Айхенвальд Юлий Исаевич

«Помяловский – большая литературная возможность, которая не успела осуществить себя вполне, но проявилась уже все-таки во многом и ценном. Одновременно бурсак и романтик, писатель безобразия и поэт Леночки, изобразитель грубого быта и тонкий психолог, он был жестоко надломлен жизнью, впечатлениями „кладбищенства“ и бурсы, и потому на его произведениях осталась печать нецельности…»

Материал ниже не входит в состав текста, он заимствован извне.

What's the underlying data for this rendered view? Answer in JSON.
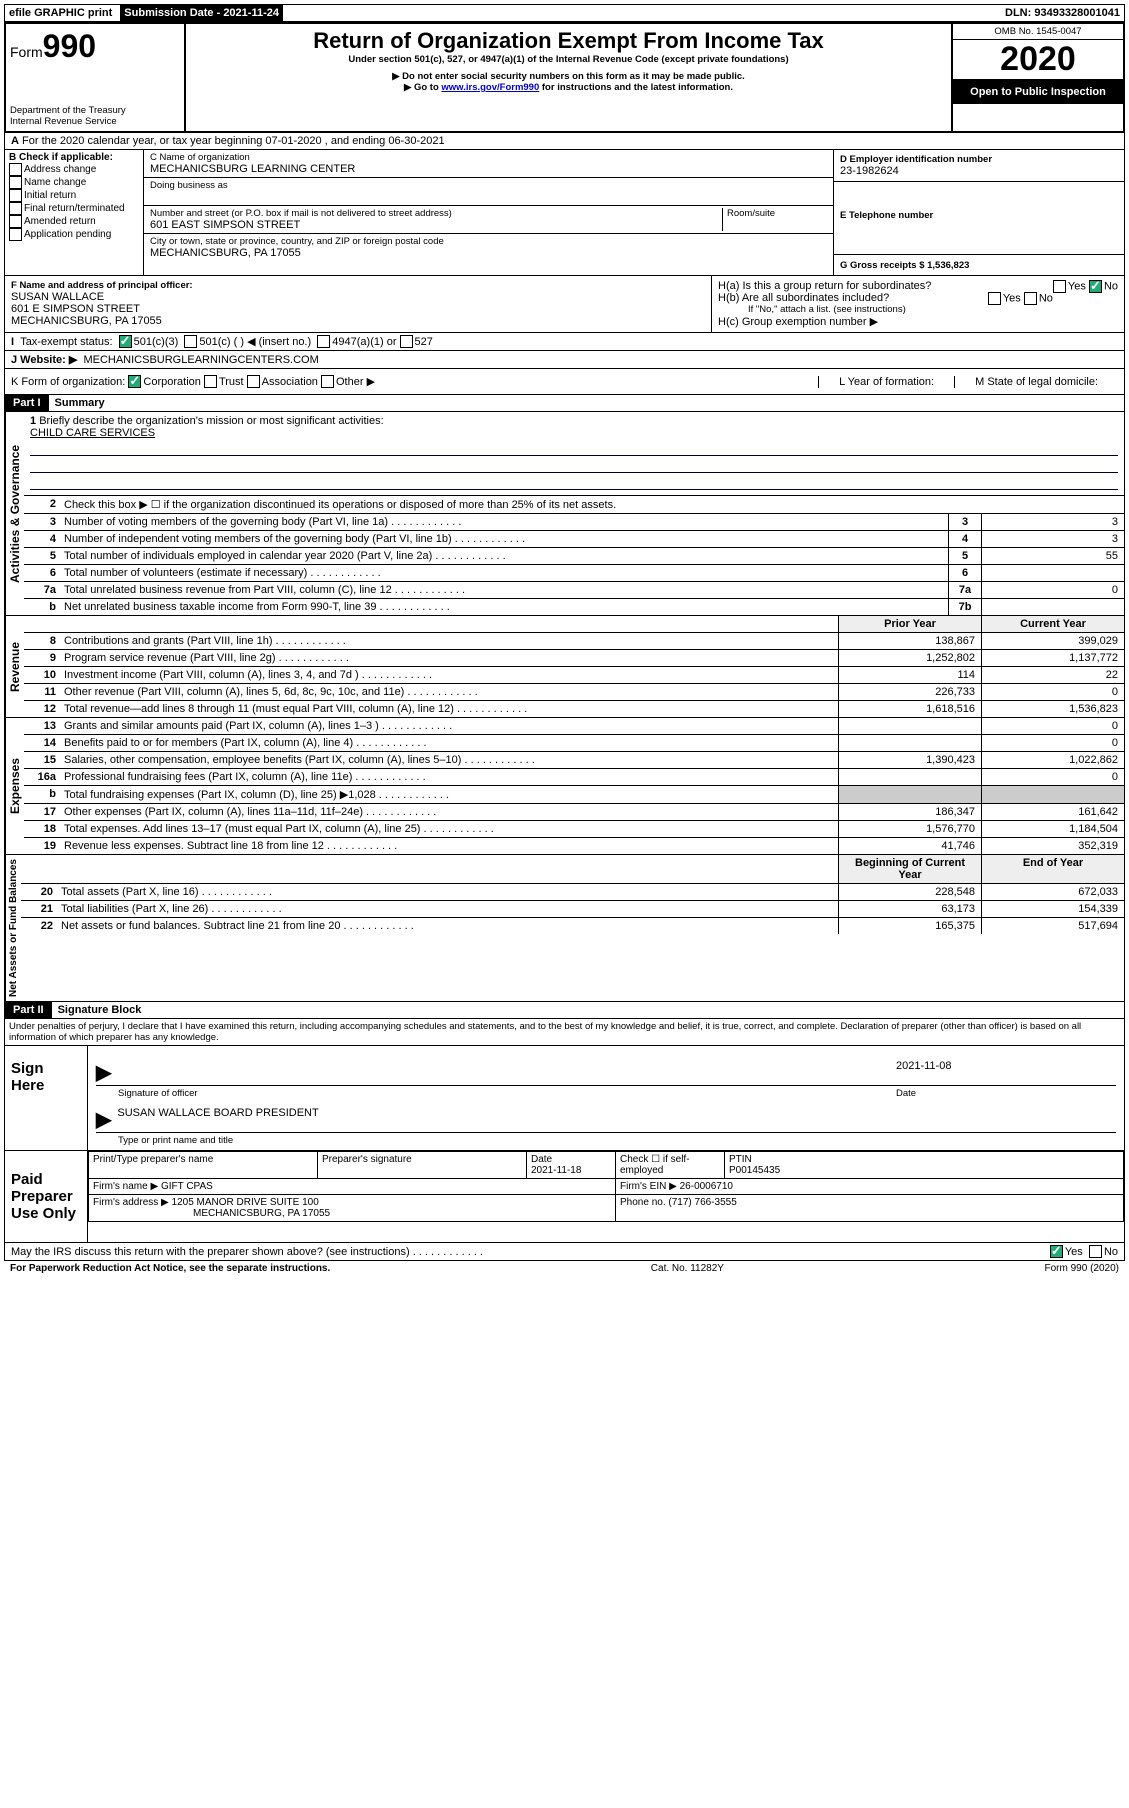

Помяловский – большая литературная возможность, которая не успела осуществить себя вполне, но проявилась уже все-таки во многом и ценном. Одновременно бурсак и романтик, писатель безобразия и поэт Леночки, изобразитель грубого быта и тонкий психолог, он был жестоко надломлен жизнью, впечатлениями «кладбищенства» и бурсы, и потому на его произведениях осталась печать нецельности. Он даже своему художественному делу не отдавался беззаветно, ему беллетристика не всегда казалась самоцелью; нередко прерывал он ее вставками делового содержания – например, каким-нибудь педагогическим рассуждением, страницами об институтских порядках. В самом таланте его слышится некоторый привкус автодидактизма; и точно сам автор считал себя эстетически неравноправным, неполноправным и не дерзал на чистое искусство. С другой стороны, его дарование, хотя и не подражательное, полно тех мотивов, что звучат и у наших классиков. У Помяловского есть сатира и реализм, которые напоминают Гоголя; в изображении молотовской любви к вещам и комнате, к хозяйственному и семейному комфорту, к уютной оседлости есть что-то гончаровское; наконец, мы слышим и тургеневские звуки – там, где Помяловский описывает любовь и кисейную девушку.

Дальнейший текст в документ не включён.